Chalk another one up to the power of social media and personal technology.
Officer Philip Nace . . . is perhaps the first Philly lawman to get benched for what a police spokesman described simply as "idiotic behavior." . . .
"Nace is nasty," said Louis Goode, 55, who has lived on the corner of Park Avenue and Auburn Street for 30 years. "It's like he wakes up on the wrong side of the bed every morning."
Goode lives on the same corner where Nace was recently recorded knocking down a basketball hoop and telling the guys with the ball to "have a good day" as he drives away in a police van. "Jesus loves you," Nace's partner yells out the window.
It apparently wasn't the first time Nace toppled the $450 adjustable hoop, which is now broken.
"He comes out here and harasses people all the time. . . . Nace is a bully," said the 21-year-old who shot the video. He asked that his name not be printed because he's afraid Nace would retaliate. He said Nace had previously banged his head against a truck . . .

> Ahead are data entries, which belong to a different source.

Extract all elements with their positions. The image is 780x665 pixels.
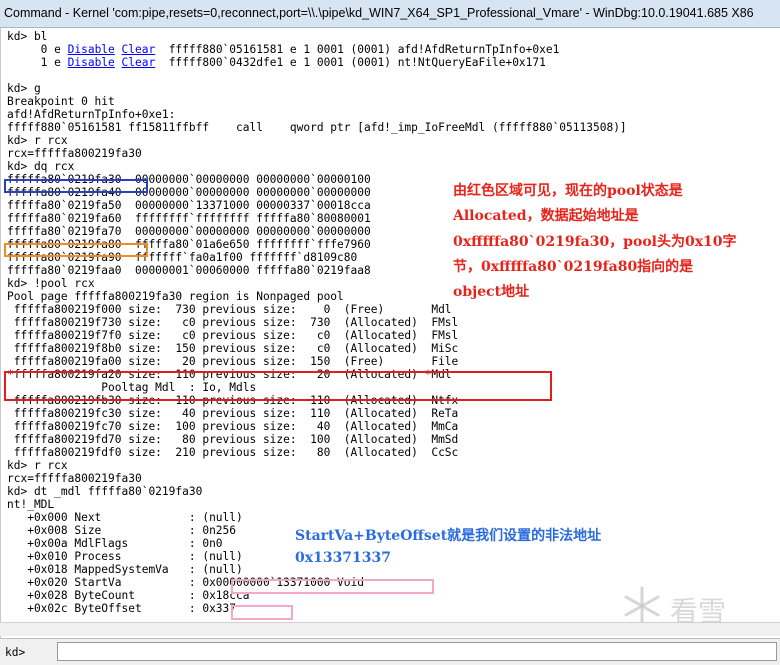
bp-prefix: 0 e — [7, 43, 68, 56]
output-line: fffffa80`0219fa50 00000000`13371000 0000… — [7, 199, 371, 212]
highlight-box-startva — [231, 579, 434, 594]
clear-link[interactable]: Clear — [122, 43, 156, 56]
command-prompt: kd> — [5, 646, 26, 659]
output-line: fffffa800219fc30 size: 40 previous size:… — [7, 407, 459, 420]
annotation-startva-line: 0x13371337 — [295, 550, 392, 566]
bp-prefix: 1 e — [7, 56, 68, 69]
annotation-pool-line: 节，0xfffffa80`0219fa80指向的是 — [453, 259, 694, 275]
output-line: fffffa80`0219fa70 00000000`00000000 0000… — [7, 225, 371, 238]
output-line: +0x00a MdlFlags : 0n0 — [7, 537, 223, 550]
output-line: kd> bl — [7, 30, 48, 43]
output-line: kd> !pool rcx — [7, 277, 95, 290]
output-line: +0x02c ByteOffset : 0x337 — [7, 602, 237, 615]
output-line: fffffa800219fdf0 size: 210 previous size… — [7, 446, 459, 459]
output-line: fffffa800219fa00 size: 20 previous size:… — [7, 355, 459, 368]
clear-link[interactable]: Clear — [122, 56, 156, 69]
output-line: nt!_MDL — [7, 498, 55, 511]
bp-detail: fffff880`05161581 e 1 0001 (0001) afd!Af… — [155, 43, 560, 56]
annotation-startva-line: StartVa+ByteOffset就是我们设置的非法地址 — [295, 528, 602, 544]
output-line: Breakpoint 0 hit — [7, 95, 115, 108]
output-line: fffffa800219fc70 size: 100 previous size… — [7, 420, 459, 433]
command-bar: kd> — [0, 638, 780, 665]
output-line: afd!AfdReturnTpInfo+0xe1: — [7, 108, 176, 121]
title-bar: Command - Kernel 'com:pipe,resets=0,reco… — [0, 0, 780, 28]
output-line: fffffa800219f8b0 size: 150 previous size… — [7, 342, 459, 355]
output-line: +0x010 Process : (null) — [7, 550, 243, 563]
output-line: kd> r rcx — [7, 134, 68, 147]
annotation-pool-line: Allocated，数据起始地址是 — [453, 208, 639, 224]
bp-detail: fffff800`0432dfe1 e 1 0001 (0001) nt!NtQ… — [155, 56, 546, 69]
output-line: +0x000 Next : (null) — [7, 511, 243, 524]
output-line: fffffa80`0219fa60 ffffffff`ffffffff ffff… — [7, 212, 371, 225]
output-line: rcx=fffffa800219fa30 — [7, 147, 142, 160]
output-line: kd> dt _mdl fffffa80`0219fa30 — [7, 485, 203, 498]
output-line: kd> r rcx — [7, 459, 68, 472]
output-line: fffffa800219fd70 size: 80 previous size:… — [7, 433, 459, 446]
output-line: +0x008 Size : 0n256 — [7, 524, 237, 537]
output-line: Pool page fffffa800219fa30 region is Non… — [7, 290, 344, 303]
window-title: Command - Kernel 'com:pipe,resets=0,reco… — [4, 6, 754, 20]
horizontal-scrollbar[interactable] — [0, 622, 780, 636]
highlight-box-orange — [4, 243, 148, 257]
output-line: kd> g — [7, 82, 41, 95]
output-line: fffffa800219f730 size: c0 previous size:… — [7, 316, 459, 329]
highlight-box-red — [4, 371, 552, 401]
output-line: fffff880`05161581 ff15811ffbff call qwor… — [7, 121, 627, 134]
output-line: fffffa800219f7f0 size: c0 previous size:… — [7, 329, 459, 342]
annotation-pool-line: 0xfffffa80`0219fa30，pool头为0x10字 — [453, 234, 737, 250]
output-line: +0x018 MappedSystemVa : (null) — [7, 563, 243, 576]
breakpoint-row: 0 e Disable Clear fffff880`05161581 e 1 … — [7, 43, 560, 56]
disable-link[interactable]: Disable — [68, 56, 115, 69]
output-line: fffffa80`0219faa0 00000001`00060000 ffff… — [7, 264, 371, 277]
highlight-box-blue — [4, 179, 148, 193]
command-input[interactable] — [57, 642, 777, 661]
output-line: +0x028 ByteCount : 0x18cca — [7, 589, 250, 602]
output-line: rcx=fffffa800219fa30 — [7, 472, 142, 485]
output-line: fffffa800219f000 size: 730 previous size… — [7, 303, 452, 316]
annotation-pool-line: 由红色区域可见，现在的pool状态是 — [453, 183, 683, 199]
disable-link[interactable]: Disable — [68, 43, 115, 56]
annotation-pool-line: object地址 — [453, 284, 530, 300]
breakpoint-row: 1 e Disable Clear fffff800`0432dfe1 e 1 … — [7, 56, 546, 69]
highlight-box-byteoffset — [231, 605, 293, 620]
command-output[interactable]: kd> bl 0 e Disable Clear fffff880`051615… — [0, 28, 780, 638]
output-line: kd> dq rcx — [7, 160, 75, 173]
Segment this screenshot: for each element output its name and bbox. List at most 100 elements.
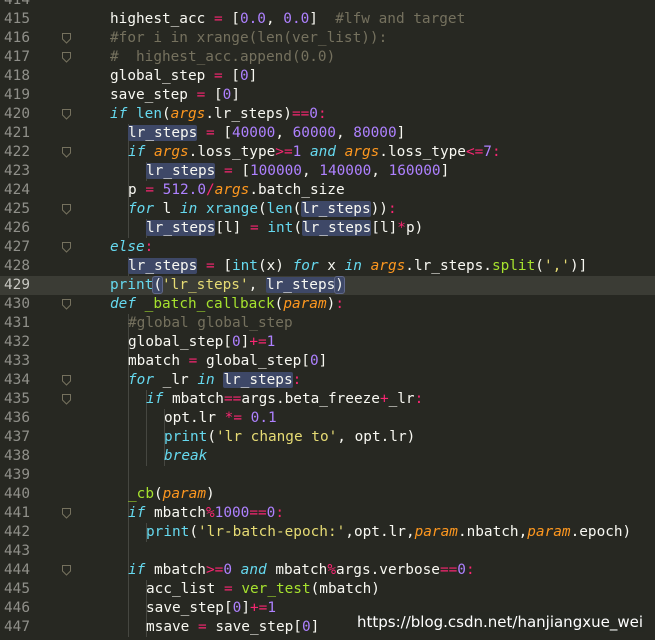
- code-line[interactable]: 420 if len(args.lr_steps)==0:: [0, 105, 655, 124]
- line-number: 425: [4, 201, 30, 217]
- code-text: #global global_step: [128, 314, 293, 333]
- code-token: mbatch: [163, 391, 224, 407]
- code-token: _batch_callback: [144, 296, 275, 312]
- code-line[interactable]: 429 print('lr_steps', lr_steps): [0, 276, 655, 295]
- code-token: l: [154, 201, 180, 217]
- code-line[interactable]: 428 lr_steps = [int(x) for x in args.lr_s…: [0, 257, 655, 276]
- code-line[interactable]: 425 for l in xrange(len(lr_steps)):: [0, 200, 655, 219]
- code-line[interactable]: 443: [0, 542, 655, 561]
- code-token: =: [205, 258, 215, 274]
- code-line[interactable]: 437 print('lr change to', opt.lr): [0, 428, 655, 447]
- code-line[interactable]: 436 opt.lr *= 0.1: [0, 409, 655, 428]
- code-line[interactable]: 440 _cb(param): [0, 485, 655, 504]
- code-line[interactable]: 431 #global global_step: [0, 314, 655, 333]
- code-token: ]: [310, 619, 320, 635]
- code-line[interactable]: 444 if mbatch>=0 and mbatch%args.verbose=…: [0, 561, 655, 580]
- code-line[interactable]: 422 if args.loss_type>=1 and args.loss_ty…: [0, 143, 655, 162]
- code-line[interactable]: 434 for _lr in lr_steps:: [0, 371, 655, 390]
- line-number: 447: [4, 619, 30, 635]
- code-line[interactable]: 424 p = 512.0/args.batch_size: [0, 181, 655, 200]
- code-token: =: [213, 68, 223, 84]
- code-token: lr_steps: [301, 201, 371, 217]
- code-token: :: [491, 144, 501, 160]
- code-line[interactable]: 426 lr_steps[l] = int(lr_steps[l]*p): [0, 219, 655, 238]
- code-token: break: [164, 448, 208, 464]
- code-token: acc_list: [146, 581, 224, 597]
- indent-guide: [128, 599, 129, 618]
- code-line[interactable]: 417 # highest_acc.append(0.0): [0, 48, 655, 67]
- code-token: param: [283, 296, 327, 312]
- code-token: highest_acc: [110, 11, 214, 27]
- line-number: 446: [4, 600, 30, 616]
- code-text: save_step[0]+=1: [146, 599, 276, 618]
- code-line[interactable]: 432 global_step[0]+=1: [0, 333, 655, 352]
- fold-marker-icon[interactable]: [62, 242, 71, 253]
- code-token: :: [465, 562, 475, 578]
- code-token: .lr_steps.: [405, 258, 492, 274]
- code-line[interactable]: 427 else:: [0, 238, 655, 257]
- code-token: _lr: [388, 391, 415, 407]
- code-token: save_step[: [146, 600, 233, 616]
- line-number: 429: [4, 277, 30, 293]
- code-line[interactable]: 433 mbatch = global_step[0]: [0, 352, 655, 371]
- line-number: 423: [4, 163, 30, 179]
- fold-marker-icon[interactable]: [62, 375, 71, 386]
- code-line[interactable]: 445 acc_list = ver_test(mbatch): [0, 580, 655, 599]
- code-token: global_step: [110, 68, 214, 84]
- code-token: [: [232, 163, 250, 179]
- fold-marker-icon[interactable]: [62, 33, 71, 44]
- code-token: x: [318, 258, 345, 274]
- code-line[interactable]: 439: [0, 466, 655, 485]
- code-line[interactable]: 442 print('lr-batch-epoch:',opt.lr,param.…: [0, 523, 655, 542]
- code-line[interactable]: 421 lr_steps = [40000, 60000, 80000]: [0, 124, 655, 143]
- code-line[interactable]: 418 global_step = [0]: [0, 67, 655, 86]
- line-number: 443: [4, 543, 30, 559]
- code-token: for: [128, 372, 154, 388]
- fold-marker-icon[interactable]: [62, 204, 71, 215]
- fold-marker-icon[interactable]: [62, 508, 71, 519]
- code-token: +: [379, 391, 389, 407]
- code-line[interactable]: 435 if mbatch==args.beta_freeze+_lr:: [0, 390, 655, 409]
- code-token: , opt.lr): [337, 429, 416, 445]
- code-token: .loss_type: [379, 144, 466, 160]
- code-token: ,: [275, 125, 293, 141]
- code-line[interactable]: 414: [0, 0, 655, 10]
- code-line[interactable]: 430 def _batch_callback(param):: [0, 295, 655, 314]
- fold-marker-icon[interactable]: [62, 565, 71, 576]
- indent-guide: [146, 428, 147, 447]
- code-line[interactable]: 416 #for i in xrange(len(ver_list)):: [0, 29, 655, 48]
- code-token: +=: [249, 600, 268, 616]
- code-token: global_step[: [197, 353, 310, 369]
- code-token: for: [292, 258, 319, 274]
- fold-marker-icon[interactable]: [62, 299, 71, 310]
- code-token: .loss_type: [188, 144, 276, 160]
- code-token: in: [180, 201, 198, 217]
- fold-marker-icon[interactable]: [62, 109, 71, 120]
- code-token: 0: [266, 505, 276, 521]
- line-number: 417: [4, 49, 30, 65]
- code-line[interactable]: 423 lr_steps = [100000, 140000, 160000]: [0, 162, 655, 181]
- code-token: int: [231, 258, 258, 274]
- code-line[interactable]: 419 save_step = [0]: [0, 86, 655, 105]
- code-text: break: [164, 447, 207, 466]
- code-token: 0.0: [239, 11, 266, 27]
- code-token: (: [257, 201, 267, 217]
- code-text: global_step = [0]: [110, 67, 257, 86]
- code-token: .epoch): [570, 524, 632, 540]
- fold-marker-icon[interactable]: [62, 147, 71, 158]
- code-text: opt.lr *= 0.1: [164, 409, 277, 428]
- code-token: ',': [543, 258, 570, 274]
- code-token: (x): [257, 258, 293, 274]
- fold-marker-icon[interactable]: [62, 394, 71, 405]
- code-line[interactable]: 441 if mbatch%1000==0:: [0, 504, 655, 523]
- code-token: 160000: [388, 163, 441, 179]
- code-text: def _batch_callback(param):: [110, 295, 344, 314]
- code-line[interactable]: 415 highest_acc = [0.0, 0.0] #lfw and tar…: [0, 10, 655, 29]
- code-line[interactable]: 438 break: [0, 447, 655, 466]
- code-token: *: [397, 220, 406, 236]
- code-editor[interactable]: 414 415 highest_acc = [0.0, 0.0] #lfw and …: [0, 0, 655, 640]
- fold-marker-icon[interactable]: [62, 52, 71, 63]
- code-text: global_step[0]+=1: [128, 333, 275, 352]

Last week, the Daily News reported that Nace was under investigation after he appeared in a YouTube stop-and-frisk video that featured him berating two pedestrians, telling one man he would "split your wig open" and calling the other a "f---ing dirty ass."
"We don't want you here, anyway. All you do is weaken the f---ing country," Nace says in the video. "How do I weaken the country? By working?" the man asked. "No, freeloading," Nace said. When the man said he's a server at a country club, Nace responded, "Serving weed?"
Neither man was charged with a crime, police confirmed yesterday. Both were released following Nace's profanity-laced tirade.
The article ticks off several other incidents, many of them also including Nace's partner, who as far as I can tell has not been dismissed. It's worth noting here that there had already been a number of complaints against Nace. They weren't sustained. It wasn't until video of his bullying went viral that the Philadelphia Police Department took action.
That's a good argument for making sure it always remains legal for citizens to record on-duty cops. But it also raises some other questions. First, why didn't internal affairs take the prior complaints against Nace seriously? How many other Philly cops continue to get away with this sort of conduct? And how many complaints against an individual officer are necessary before internal affairs will stop reflexively taking the officer at his word, and start to suspect that there's a problem?